Le CEO du groupe imaginait-il, en 1999, être au cœur des festivités marquant le centenaire de la création de l’Arbed? C’est cette année-là qu’il a, pour la première fois de sa vie, mis les pieds au Grand-Duché. Il y cherchait, pour le compte de la société Ispat International qu’il dirigeait alors, un emplacement stratégique pour le développement de ses opérations européennes. «Nous avions trouvé des bureaux à quelques pas du siège de l’Arbed, avenue de la Liberté, se souvient-il. Le Luxembourg était alors, et est toujours, un très bon endroit pour faire des affaires et pour gérer une entreprise mondiale. Nous avons accès non seulement à un important bassin de travailleurs qualifiés, mais nous y avons aussi un environnement favorable aux affaires.»

Les affaires, aussi difficiles soient-elles ces derniers temps, n’en restent pas moins porteuses, selon M. Mittal, de formidables potentiels de développement… à condition de conserver une certaine flexibilité et une compétitivité sans cesse remise sur l’ouvrage. «Il est important d’identifier et de s’adapter aux changements qui s’opèrent autour de nous. Je pense justement que le groupe est sorti plus fort des difficiles conditions financières que nous venons de vivre. Nous sommes plus efficaces et mieux préparés pour ces changements.»

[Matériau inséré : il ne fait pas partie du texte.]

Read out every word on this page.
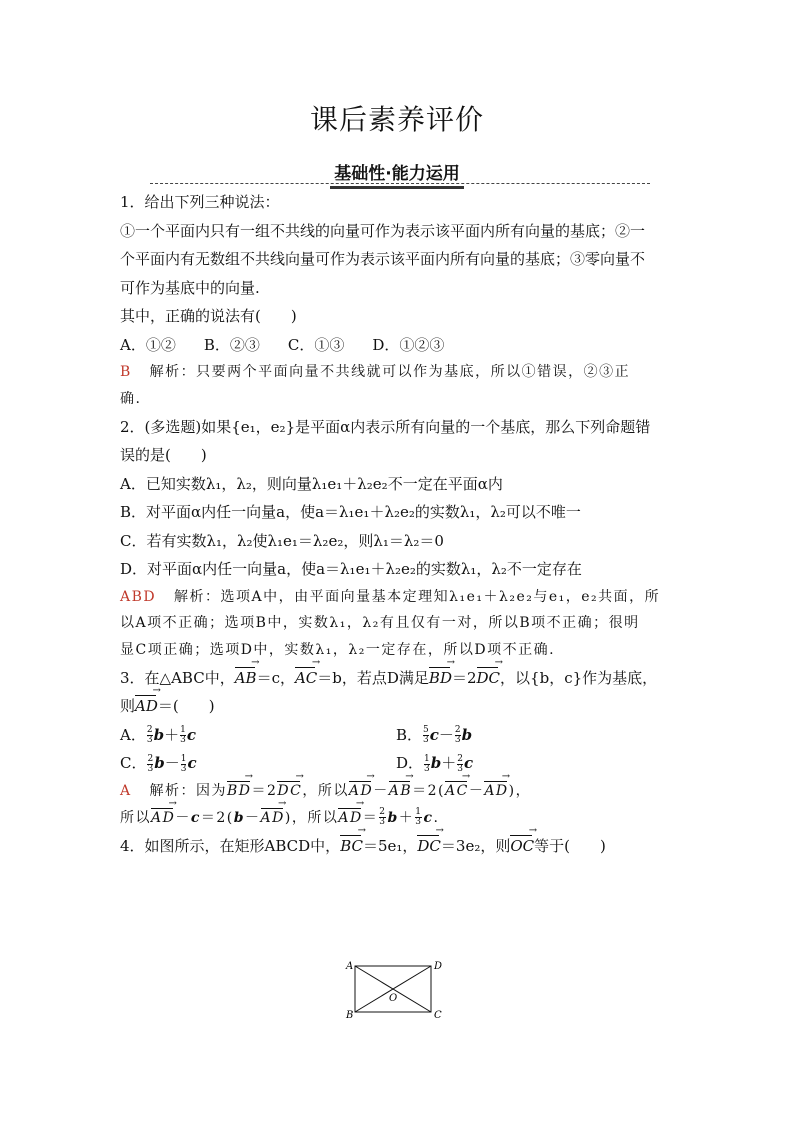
课后素养评价
基础性·能力运用
1．给出下列三种说法：
①一个平面内只有一组不共线的向量可作为表示该平面内所有向量的基底；②一
个平面内有无数组不共线向量可作为表示该平面内所有向量的基底；③零向量不
可作为基底中的向量.
其中，正确的说法有(　　)
A．①② B．②③ C．①③ D．①②③
B 解析：只要两个平面向量不共线就可以作为基底，所以①错误，②③正
确.
2．(多选题)如果{e₁，e₂}是平面α内表示所有向量的一个基底，那么下列命题错
误的是(　　)
A．已知实数λ₁，λ₂，则向量λ₁e₁＋λ₂e₂不一定在平面α内
B．对平面α内任一向量a，使a＝λ₁e₁＋λ₂e₂的实数λ₁，λ₂可以不唯一
C．若有实数λ₁，λ₂使λ₁e₁＝λ₂e₂，则λ₁＝λ₂＝0
D．对平面α内任一向量a，使a＝λ₁e₁＋λ₂e₂的实数λ₁，λ₂不一定存在
ABD 解析：选项A中，由平面向量基本定理知λ₁e₁＋λ₂e₂与e₁，e₂共面，所
以A项不正确；选项B中，实数λ₁，λ₂有且仅有一对，所以B项不正确；很明
显C项正确；选项D中，实数λ₁，λ₂一定存在，所以D项不正确.
3．在△ABC中，AB →＝c，AC →＝b，若点D满足BD →＝2DC →，以{b，c}作为基底，
则AD →＝(　　)
A． $\frac{2}{3} b+ \frac{1}{3}$ c	B． $\frac{5}{3} c- \frac{2}{3}$ b
C． $\frac{2}{3} b- \frac{1}{3}$ c	D． $\frac{1}{3} b+ \frac{2}{3}$ c
A 解析：因为BD →＝2DC →，所以AD →－AB →＝2(AC →－AD →)，
所以AD →－c＝2(b－AD →)，所以AD →＝ $\frac{2}{3} b+ \frac{1}{3} c$.
4．如图所示，在矩形ABCD中，BC →＝5e₁，DC →＝3e₂，则OC →等于(　　)
A	D
O
B	C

Savoir-faire luxembourgeois

Cette confiance inébranlable passe aussi par la certitude que le groupe peut s’appuyer sur une arme lourde: son haut niveau en termes de recherche et développement. «Aujourd’hui, la compétitivité des économies développées réside dans l’innovation et dans la R&D. Dans ce domaine-là, le Luxembourg excelle, affirme Lakshmi Mittal. Nous avons un centre spécialisé pour les produits longs à Esch-sur-Alzette, et à Differdange nous produisons les poutrelles qui sont propres au pays. Ce sont ces poutrelles qui ont servi dans la construction de la Freedom Tower de New York (qui s’érigera en lieu et place du World Trade Center, ndlr.) ou du Burj Khalifa de Dubaï (la plus haute tour du monde, culminant à 739 mètres, hors antennes, ndlr.). Cela doit constituer une source de fierté pour le Luxembourg.»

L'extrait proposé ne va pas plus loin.